Neck and Back Pain is pain felt in the back and neck that usually originates from the muscles, nerves, bones, joints or other structures in the spine. Back and neck pain may have a sudden onset or can be a chronic pain; it can be constant or intermittent, stay in one place or radiate to other areas. It may be a dull ache, or a sharp or piercing or burning sensation. The pain may radiate into the arms and hands as well as the legs or feet, and may include symptoms other than pain. These symptoms may include tingling, weakness or numbness. Back pain is one of humanity's most frequent complaints. The spine is a complex interconnecting network of nerves, joints, muscles, tendons and ligaments, all of which are capable of producing pain. Large nerves that originate in the spine and go to the legs and arms can make pain radiate to the extremities.

There are several potential sources and causes of back pain. However, the diagnosis of specific tissues of the spine as the cause of pain presents problems. This is because symptoms arising from different spinal tissues can feel very similar and is difficult to differentiate without the use of invasive diagnostic intervention procedures, such as local anesthetic blocks.

One potential source of back pain is skeletal muscle of the back. Potential causes of pain in muscle tissue include muscle strains (pulled muscles), muscle spasm, and muscle imbalances.

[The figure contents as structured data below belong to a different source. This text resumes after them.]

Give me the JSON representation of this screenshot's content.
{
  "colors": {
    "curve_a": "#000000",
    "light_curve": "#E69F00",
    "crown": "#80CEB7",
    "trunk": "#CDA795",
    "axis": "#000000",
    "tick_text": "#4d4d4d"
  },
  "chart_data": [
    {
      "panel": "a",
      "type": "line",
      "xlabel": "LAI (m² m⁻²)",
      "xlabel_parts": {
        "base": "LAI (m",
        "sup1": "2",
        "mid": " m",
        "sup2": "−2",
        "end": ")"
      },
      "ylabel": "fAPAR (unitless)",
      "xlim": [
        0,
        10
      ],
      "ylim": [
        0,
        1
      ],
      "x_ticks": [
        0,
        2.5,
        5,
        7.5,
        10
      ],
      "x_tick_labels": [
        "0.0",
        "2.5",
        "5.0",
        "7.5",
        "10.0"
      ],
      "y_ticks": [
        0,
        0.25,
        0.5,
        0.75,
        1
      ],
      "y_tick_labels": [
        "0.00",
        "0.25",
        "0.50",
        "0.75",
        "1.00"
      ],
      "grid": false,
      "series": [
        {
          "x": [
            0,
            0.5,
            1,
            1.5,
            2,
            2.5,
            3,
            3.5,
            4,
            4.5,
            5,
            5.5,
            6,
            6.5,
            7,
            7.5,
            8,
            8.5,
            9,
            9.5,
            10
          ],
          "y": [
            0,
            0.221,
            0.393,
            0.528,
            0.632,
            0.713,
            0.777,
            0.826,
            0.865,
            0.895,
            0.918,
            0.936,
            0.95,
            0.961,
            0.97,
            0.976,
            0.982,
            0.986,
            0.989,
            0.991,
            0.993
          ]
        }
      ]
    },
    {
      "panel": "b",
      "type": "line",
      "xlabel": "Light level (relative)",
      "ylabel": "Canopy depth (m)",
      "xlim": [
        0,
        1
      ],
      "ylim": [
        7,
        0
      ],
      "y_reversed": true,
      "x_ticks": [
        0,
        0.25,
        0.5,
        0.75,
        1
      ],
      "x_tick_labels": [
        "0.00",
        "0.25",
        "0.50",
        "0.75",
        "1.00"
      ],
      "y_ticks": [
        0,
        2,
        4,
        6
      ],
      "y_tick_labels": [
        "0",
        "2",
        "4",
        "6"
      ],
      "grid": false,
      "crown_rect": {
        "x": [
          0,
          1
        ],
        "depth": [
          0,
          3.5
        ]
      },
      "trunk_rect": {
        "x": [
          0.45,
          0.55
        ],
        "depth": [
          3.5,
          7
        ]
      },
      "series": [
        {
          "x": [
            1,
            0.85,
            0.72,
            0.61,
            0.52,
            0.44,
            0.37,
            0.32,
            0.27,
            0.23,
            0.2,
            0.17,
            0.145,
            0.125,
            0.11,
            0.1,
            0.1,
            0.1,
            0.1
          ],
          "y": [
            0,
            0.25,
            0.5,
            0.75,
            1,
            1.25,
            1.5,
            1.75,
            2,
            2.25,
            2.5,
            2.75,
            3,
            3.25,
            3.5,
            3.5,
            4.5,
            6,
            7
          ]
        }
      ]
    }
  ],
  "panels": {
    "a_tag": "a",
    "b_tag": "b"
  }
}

Another potential source of lower back pain is the synovial joints of the spine. These have been identified as the primary source of the pain in approximately one third of people with chronic low back pain, and in most people with neck pain following whiplash.

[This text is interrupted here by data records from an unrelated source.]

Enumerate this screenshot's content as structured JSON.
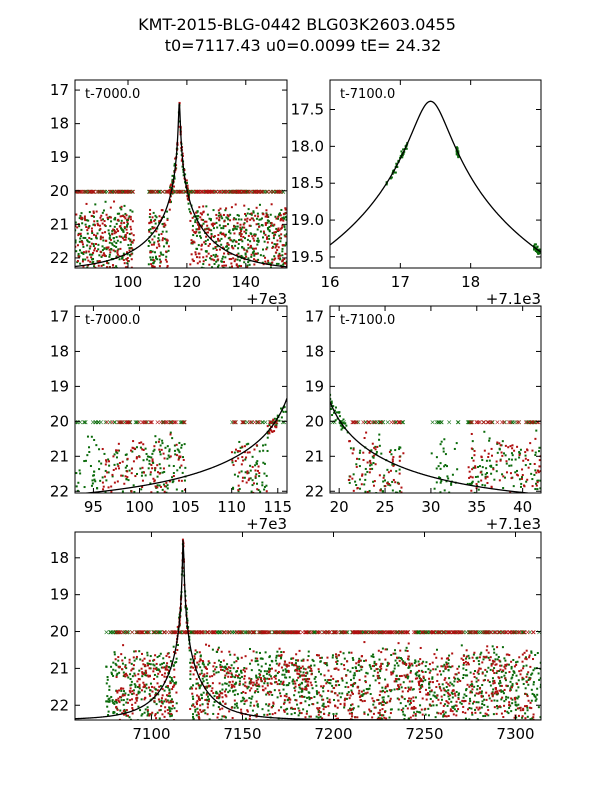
{
  "title_line1": "KMT-2015-BLG-0442 BLG03K2603.0455",
  "title_line2": "t0=7117.43 u0=0.0099 tE=  24.32",
  "colors": {
    "green": "#0a6a0a",
    "red": "#b01010",
    "model": "#000000"
  },
  "chart_data": [
    {
      "type": "scatter",
      "panel_label": "t-7000.0",
      "xlim": [
        82,
        154
      ],
      "ylim": [
        22.3,
        16.7
      ],
      "xticks": [
        100,
        120,
        140
      ],
      "xtick_labels": [
        "100",
        "120",
        "140"
      ],
      "yticks": [
        17,
        18,
        19,
        20,
        21,
        22
      ],
      "ytick_labels": [
        "17",
        "18",
        "19",
        "20",
        "21",
        "22"
      ],
      "x_offset_label": "+7e3",
      "model": {
        "t0": 117.43,
        "u0": 0.0099,
        "tE": 24.32,
        "baseline": 22.4
      },
      "series": [
        {
          "name": "green",
          "segments": [
            [
              82,
              102
            ],
            [
              107,
              154
            ]
          ]
        },
        {
          "name": "red",
          "segments": [
            [
              82,
              102
            ],
            [
              107,
              154
            ]
          ]
        }
      ]
    },
    {
      "type": "scatter",
      "panel_label": "t-7100.0",
      "xlim": [
        16,
        19
      ],
      "ylim": [
        19.65,
        17.1
      ],
      "xticks": [
        16,
        17,
        18
      ],
      "xtick_labels": [
        "16",
        "17",
        "18"
      ],
      "yticks": [
        17.5,
        18.0,
        18.5,
        19.0,
        19.5
      ],
      "ytick_labels": [
        "17.5",
        "18.0",
        "18.5",
        "19.0",
        "19.5"
      ],
      "x_offset_label": "+7.1e3",
      "model": {
        "t0": 17.43,
        "u0": 0.0099,
        "tE": 24.32,
        "baseline": 22.4
      },
      "series": [
        {
          "name": "green",
          "clusters": [
            [
              16.8,
              18.3
            ],
            [
              17.8,
              17.95
            ],
            [
              18.9,
              19.3
            ]
          ]
        }
      ]
    },
    {
      "type": "scatter",
      "panel_label": "t-7000.0",
      "xlim": [
        93,
        116
      ],
      "ylim": [
        22.05,
        16.7
      ],
      "xticks": [
        95,
        100,
        105,
        110,
        115
      ],
      "xtick_labels": [
        "95",
        "100",
        "105",
        "110",
        "115"
      ],
      "yticks": [
        17,
        18,
        19,
        20,
        21,
        22
      ],
      "ytick_labels": [
        "17",
        "18",
        "19",
        "20",
        "21",
        "22"
      ],
      "x_offset_label": "+7e3",
      "model": {
        "t0": 117.43,
        "u0": 0.0099,
        "tE": 24.32,
        "baseline": 22.4
      },
      "series": [
        {
          "name": "green",
          "segments": [
            [
              93,
              105
            ],
            [
              110,
              116
            ]
          ]
        },
        {
          "name": "red",
          "segments": [
            [
              96,
              105
            ],
            [
              110,
              115
            ]
          ]
        }
      ]
    },
    {
      "type": "scatter",
      "panel_label": "t-7100.0",
      "xlim": [
        19,
        42
      ],
      "ylim": [
        22.05,
        16.7
      ],
      "xticks": [
        20,
        25,
        30,
        35,
        40
      ],
      "xtick_labels": [
        "20",
        "25",
        "30",
        "35",
        "40"
      ],
      "yticks": [
        17,
        18,
        19,
        20,
        21,
        22
      ],
      "ytick_labels": [
        "17",
        "18",
        "19",
        "20",
        "21",
        "22"
      ],
      "x_offset_label": "+7.1e3",
      "model": {
        "t0": 17.43,
        "u0": 0.0099,
        "tE": 24.32,
        "baseline": 22.4
      },
      "series": [
        {
          "name": "green",
          "segments": [
            [
              19,
              27
            ],
            [
              30,
              33
            ],
            [
              34,
              42
            ]
          ]
        },
        {
          "name": "red",
          "segments": [
            [
              21,
              27
            ],
            [
              34,
              42
            ]
          ]
        }
      ]
    },
    {
      "type": "scatter",
      "panel_label": "",
      "xlim": [
        7058,
        7314
      ],
      "ylim": [
        22.4,
        17.3
      ],
      "xticks": [
        7100,
        7150,
        7200,
        7250,
        7300
      ],
      "xtick_labels": [
        "7100",
        "7150",
        "7200",
        "7250",
        "7300"
      ],
      "yticks": [
        18,
        19,
        20,
        21,
        22
      ],
      "ytick_labels": [
        "18",
        "19",
        "20",
        "21",
        "22"
      ],
      "x_offset_label": "",
      "model": {
        "t0": 7117.43,
        "u0": 0.0099,
        "tE": 24.32,
        "baseline": 22.4
      },
      "series": [
        {
          "name": "green",
          "segments": [
            [
              7075,
              7314
            ]
          ]
        },
        {
          "name": "red",
          "segments": [
            [
              7080,
              7310
            ]
          ]
        }
      ]
    }
  ]
}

There are several common other potential sources and causes of back pain: these include spinal disc herniation and degenerative disc disease or spondylolisthesis, osteoarthritis (degenerative joint disease) and lumbar spinal stenosis, trauma, cancer, infection, fractures, and inflammatory disease. The anterior ligaments of the intervertebral disc are extremely sensitive, and even the slightest injury can cause significant pain. Radicular pain (sciatica) is distinguished from 'non-specific' back pain, and may be diagnosed without invasive diagnostic tests like MRI Scan. Back pain can be managed with medicines, rest and in some cases with surgical decompression.

Brain Tumor

Brain Tumor is an intracranial solid neoplasm, a tumor (defined as an abnormal growth of cells) within the brain. Brain tumors include all tumors inside the cranium or in the central spinal canal. They are created by an abnormal and uncontrolled cell division, usually in the brain itself, but also in lymphatic tissue, in blood vessels, in the cranial nerves, in the brain envelopes (meninges), skull, pituitary gland, or pineal gland. Within the brain itself, the involved cells may be neurons or glial cells (which include astrocytes, oligodendrocytes, and ependymal cells). Brain tumors may also spread from cancers primarily located in other organs (metastatic tumors).

Any brain tumor is inherently serious and life-threatening because of its invasive and infiltrative character in the limited space of the intracranial cavity. Brain tumors or intracranial neoplasms can be cancerous (malignant) or non-cancerous (benign); however, the definitions of malignant or benign neoplasms differs from those commonly used in other types of cancerous or non-cancerous neoplasms in the body. Its threat level depends on the combination of factors like the type of tumor, its location, its size and its state of development. Because the brain is well protected by the skull, the early detection of a brain tumor occurs only when diagnostic tools are directed at the intracranial cavity. Usually detection occurs in advanced stages when the presence of the tumor has caused unexplained symptoms.